9 июля 1673 года новая «королевская труппа отеля Генего» (которой король, впрочем, уже не назначит содержания) открыла сезон «Тартюфом» — явный поклон Мольеру. Весь первый месяц играли только комедии Мольера. Это означало публично заявить о главенстве в новом театре бывшей труппы Пале-Рояля.
Однако «Меркюр галан» возвещал грядущие и заманчивые программы:
«Труппа покойного господина Мольера, выбрав самых хороших актеров из труппы Марэ, составила из них новую, обширную и прекрасную. Поскольку она способна развлекать Его Величество, король оказал ей честь, назвав своей труппой.
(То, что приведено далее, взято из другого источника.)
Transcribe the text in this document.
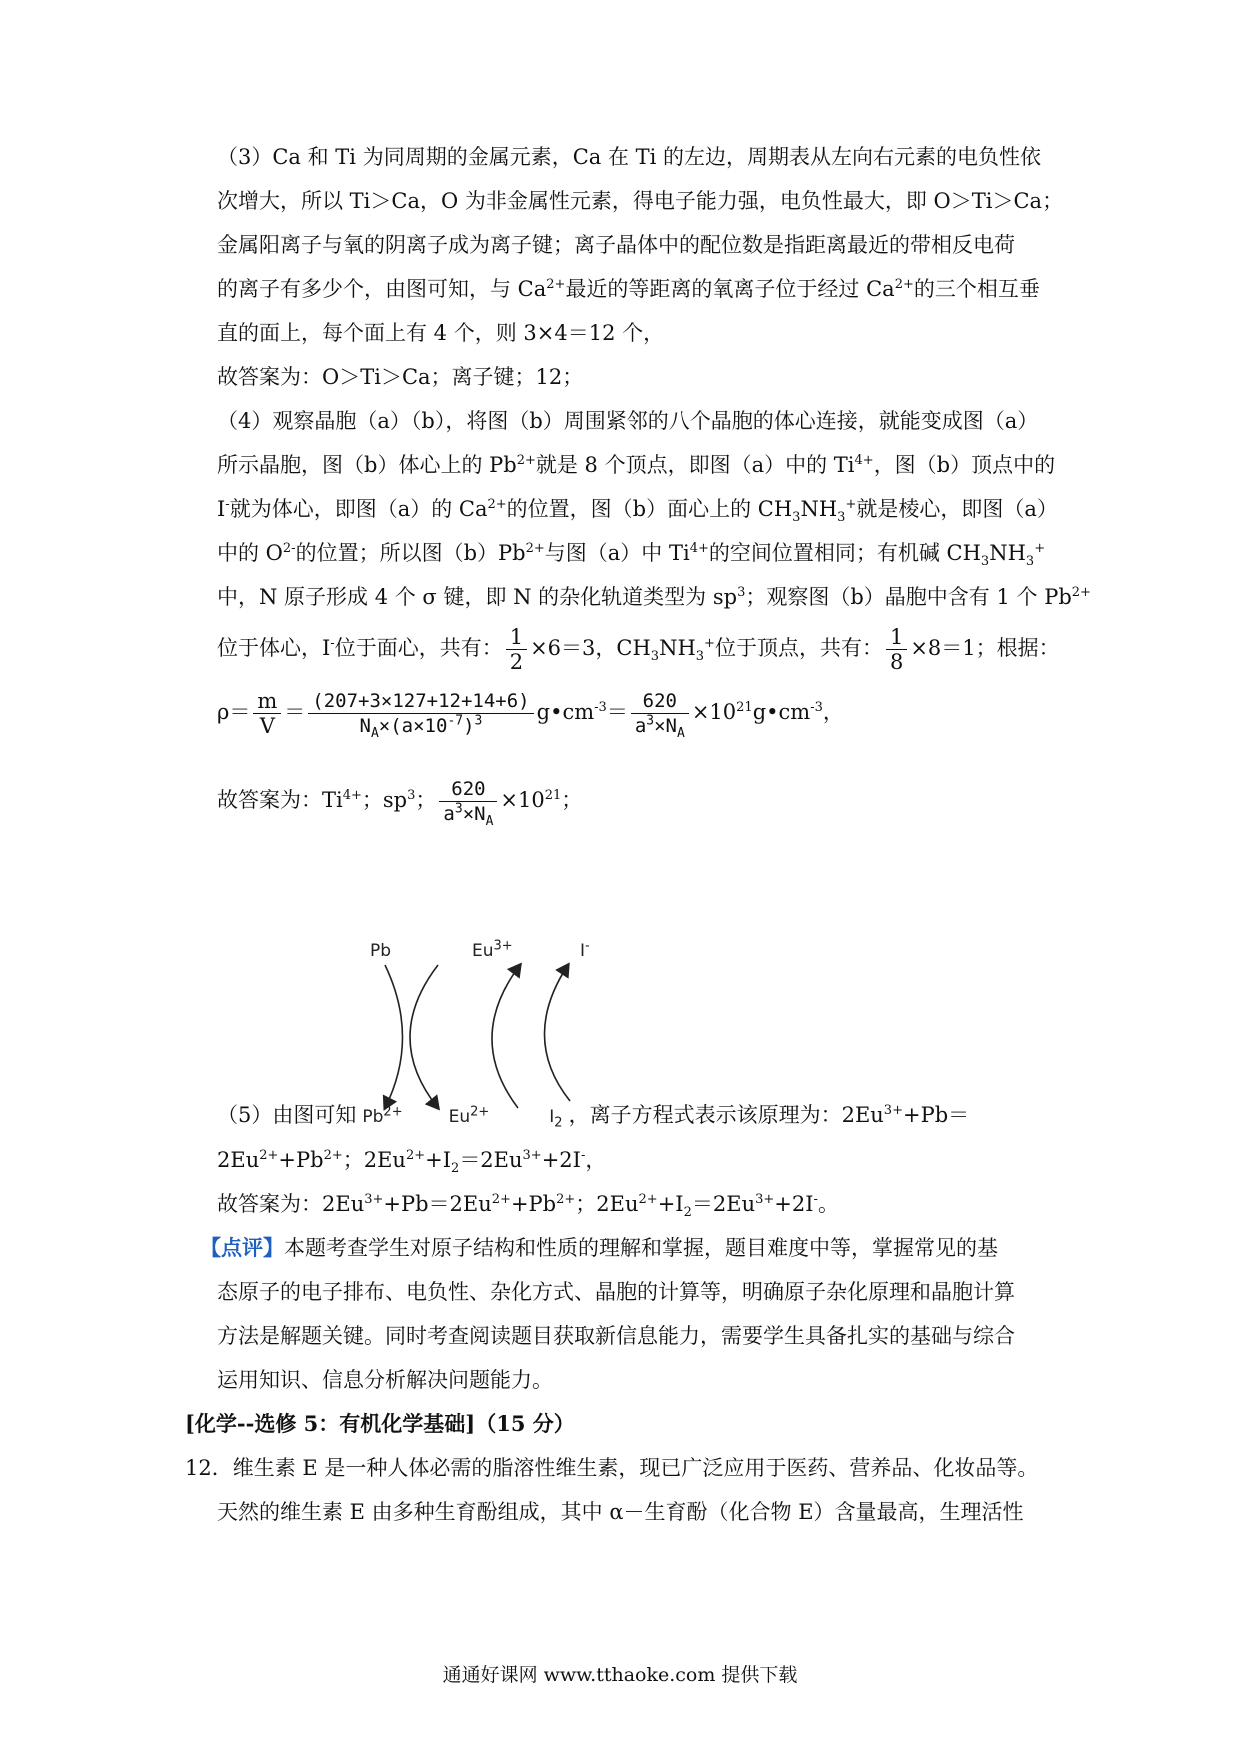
（3）Ca 和 Ti 为同周期的金属元素，Ca 在 Ti 的左边，周期表从左向右元素的电负性依
次增大，所以 Ti＞Ca，O 为非金属性元素，得电子能力强，电负性最大，即 O＞Ti＞Ca；
金属阳离子与氧的阴离子成为离子键；离子晶体中的配位数是指距离最近的带相反电荷
的离子有多少个，由图可知，与 $Ca^{2+}$最近的等距离的氧离子位于经过 $Ca^{2+}$的三个相互垂
直的面上，每个面上有 4 个，则 3×4＝12 个，
故答案为：O＞Ti＞Ca；离子键；12；
（4）观察晶胞（a）（b），将图（b）周围紧邻的八个晶胞的体心连接，就能变成图（a）
所示晶胞，图（b）体心上的 $Pb^{2+}$就是 8 个顶点，即图（a）中的 $Ti^{4+}$，图（b）顶点中的
I-就为体心，即图（a）的 $Ca^{2+}$的位置，图（b）面心上的 $CH_3NH_3^+$就是棱心，即图（a）
中的 $O^{2-}$的位置；所以图$(b)Pb^{2+}$与图（a）中 $Ti^{4+}$的空间位置相同；有机碱 $CH_3NH_3^+$
中，N 原子形成 4 个 σ 键，即 N 的杂化轨道类型为 $sp^3$；观察图（b）晶胞中含有 1 个 $Pb^{2+}$
位于体心，I-位于面心，共有： $\frac{1}{2} \times 6=3$，$CH_3NH_3^+$位于顶点，共有： $\frac{1}{8} \times 8=1$；根据：
$\rho= \frac{m}{V} = \frac{(207+3\times 127+12+14+6)}{N_A\times(a\times 10^{-7})^3}$ $g•cm^{-3}= \frac{620}{a^3\times N_A}$ $\times 10^{21}g•cm^{-3}$，
故答案为：$Ti^{4+}$；$sp^3$； $\frac{620}{a^3\times N_A} \times 10^{21}$；
Pb	$Eu^{3+}$	I-
（5）由图可知 $Pb^{2+}$	$Eu^{2+}$	$I_2$ ，离子方程式表示该原理为：$2Eu^{3+}+Pb=$
$2Eu^{2+}+Pb^{2+}$；$2Eu^{2+}+I_2=2Eu^{3+}+2I^-$，
故答案为：$2Eu^{3+}+Pb=2Eu^{2+}+Pb^{2+}$；$2Eu^{2+}+I_2=2Eu^{3+}+2I^-$。
【点评】本题考查学生对原子结构和性质的理解和掌握，题目难度中等，掌握常见的基
态原子的电子排布、电负性、杂化方式、晶胞的计算等，明确原子杂化原理和晶胞计算
方法是解题关键。同时考查阅读题目获取新信息能力，需要学生具备扎实的基础与综合
运用知识、信息分析解决问题能力。
[化学--选修 5：有机化学基础]（15 分）
12．维生素 E 是一种人体必需的脂溶性维生素，现已广泛应用于医药、营养品、化妆品等。
天然的维生素 E 由多种生育酚组成，其中 α－生育酚（化合物 E）含量最高，生理活性
通通好课网 www.tthaoke.com 提供下载
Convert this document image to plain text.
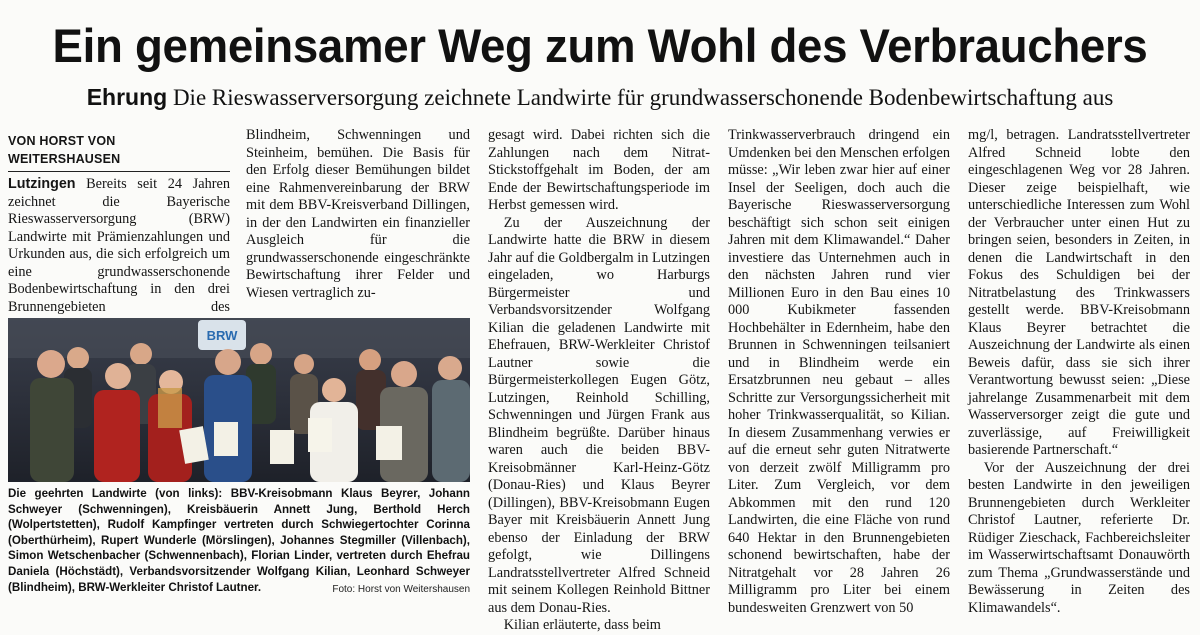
Ein gemeinsamer Weg zum Wohl des Verbrauchers
Ehrung Die Rieswasserversorgung zeichnete Landwirte für grundwasserschonende Bodenbewirtschaftung aus
VON HORST VON WEITERSHAUSEN

Lutzingen Bereits seit 24 Jahren zeichnet die Bayerische Rieswasserversorgung (BRW) Landwirte mit Prämienzahlungen und Urkunden aus, die sich erfolgreich um eine grundwasserschonende Bodenbewirtschaftung in den drei Brunnengebieten des

Blindheim, Schwenningen und Steinheim, bemühen. Die Basis für den Erfolg dieser Bemühungen bildet eine Rahmenvereinbarung der BRW mit dem BBV-Kreisverband Dillingen, in der den Landwirten ein finanzieller Ausgleich für die grundwasserschonende eingeschränkte Bewirtschaftung ihrer Felder und Wiesen vertraglich zu-

gesagt wird. Dabei richten sich die Zahlungen nach dem Nitrat-Stickstoffgehalt im Boden, der am Ende der Bewirtschaftungsperiode im Herbst gemessen wird.

Zu der Auszeichnung der Landwirte hatte die BRW in diesem Jahr auf die Goldbergalm in Lutzingen eingeladen, wo Harburgs Bürgermeister und Verbandsvorsitzender Wolfgang Kilian die geladenen Landwirte mit Ehefrauen, BRW-Werkleiter Christof Lautner sowie die Bürgermeisterkollegen Eugen Götz, Lutzingen, Reinhold Schilling, Schwenningen und Jürgen Frank aus Blindheim begrüßte. Darüber hinaus waren auch die beiden BBV-Kreisobmänner Karl-Heinz-Götz (Donau-Ries) und Klaus Beyrer (Dillingen), BBV-Kreisobmann Eugen Bayer mit Kreisbäuerin Annett Jung ebenso der Einladung der BRW gefolgt, wie Dillingens Landratsstellvertreter Alfred Schneid mit seinem Kollegen Reinhold Bittner aus dem Donau-Ries.

Kilian erläuterte, dass beim

Trinkwasserverbrauch dringend ein Umdenken bei den Menschen erfolgen müsse: „Wir leben zwar hier auf einer Insel der Seeligen, doch auch die Bayerische Rieswasserversorgung beschäftigt sich schon seit einigen Jahren mit dem Klimawandel.“ Daher investiere das Unternehmen auch in den nächsten Jahren rund vier Millionen Euro in den Bau eines 10 000 Kubikmeter fassenden Hochbehälter in Edernheim, habe den Brunnen in Schwenningen teilsaniert und in Blindheim werde ein Ersatzbrunnen neu gebaut – alles Schritte zur Versorgungssicherheit mit hoher Trinkwasserqualität, so Kilian. In diesem Zusammenhang verwies er auf die erneut sehr guten Nitratwerte von derzeit zwölf Milligramm pro Liter. Zum Vergleich, vor dem Abkommen mit den rund 120 Landwirten, die eine Fläche von rund 640 Hektar in den Brunnengebieten schonend bewirtschaften, habe der Nitratgehalt vor 28 Jahren 26 Milligramm pro Liter bei einem bundesweiten Grenzwert von 50

mg/l, betragen. Landratsstellvertreter Alfred Schneid lobte den eingeschlagenen Weg vor 28 Jahren. Dieser zeige beispielhaft, wie unterschiedliche Interessen zum Wohl der Verbraucher unter einen Hut zu bringen seien, besonders in Zeiten, in denen die Landwirtschaft in den Fokus des Schuldigen bei der Nitratbelastung des Trinkwassers gestellt werde. BBV-Kreisobmann Klaus Beyrer betrachtet die Auszeichnung der Landwirte als einen Beweis dafür, dass sie sich ihrer Verantwortung bewusst seien: „Diese jahrelange Zusammenarbeit mit dem Wasserversorger zeigt die gute und zuverlässige, auf Freiwilligkeit basierende Partnerschaft.“

Vor der Auszeichnung der drei besten Landwirte in den jeweiligen Brunnengebieten durch Werkleiter Christof Lautner, referierte Dr. Rüdiger Zieschack, Fachbereichsleiter im Wasserwirtschaftsamt Donauwörth zum Thema „Grundwasserstände und Bewässerung in Zeiten des Klimawandels“.

BRW
Die geehrten Landwirte (von links): BBV-Kreisobmann Klaus Beyrer, Johann Schweyer (Schwenningen), Kreisbäuerin Annett Jung, Berthold Herch (Wolpertstetten), Rudolf Kampfinger vertreten durch Schwiegertochter Corinna (Oberthürheim), Rupert Wunderle (Mörslingen), Johannes Stegmiller (Villenbach), Simon Wetschenbacher (Schwennenbach), Florian Linder, vertreten durch Ehefrau Daniela (Höchstädt), Verbandsvorsitzender Wolfgang Kilian, Leonhard Schweyer (Blindheim), BRW-Werkleiter Christof Lautner.	Foto: Horst von Weitershausen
Многочисленные зрители, почтившие ее своим присутствием с тех пор, как она снова появилась на театре, во всеуслышание признали, что нельзя играть комедию лучшим образом; это привлекло к ней самых лучших авторов, и нынешней зимой их пьесы будут блистать в этом театре».
Превосходная газетная реклама! Не стоит забывать, что для «Меркюр галан» писали Донно де Визе и Тома Корнель — драматурги, чьи пьесы ставили в Пале-Рояле и в театре Марэ и которые намеревались продолжить сотрудничество с театром на улице Генего. Так и произошло. Два ловких журналиста умело подготовили почву. В том, что касается похвал, лучше брать дело в свои руки…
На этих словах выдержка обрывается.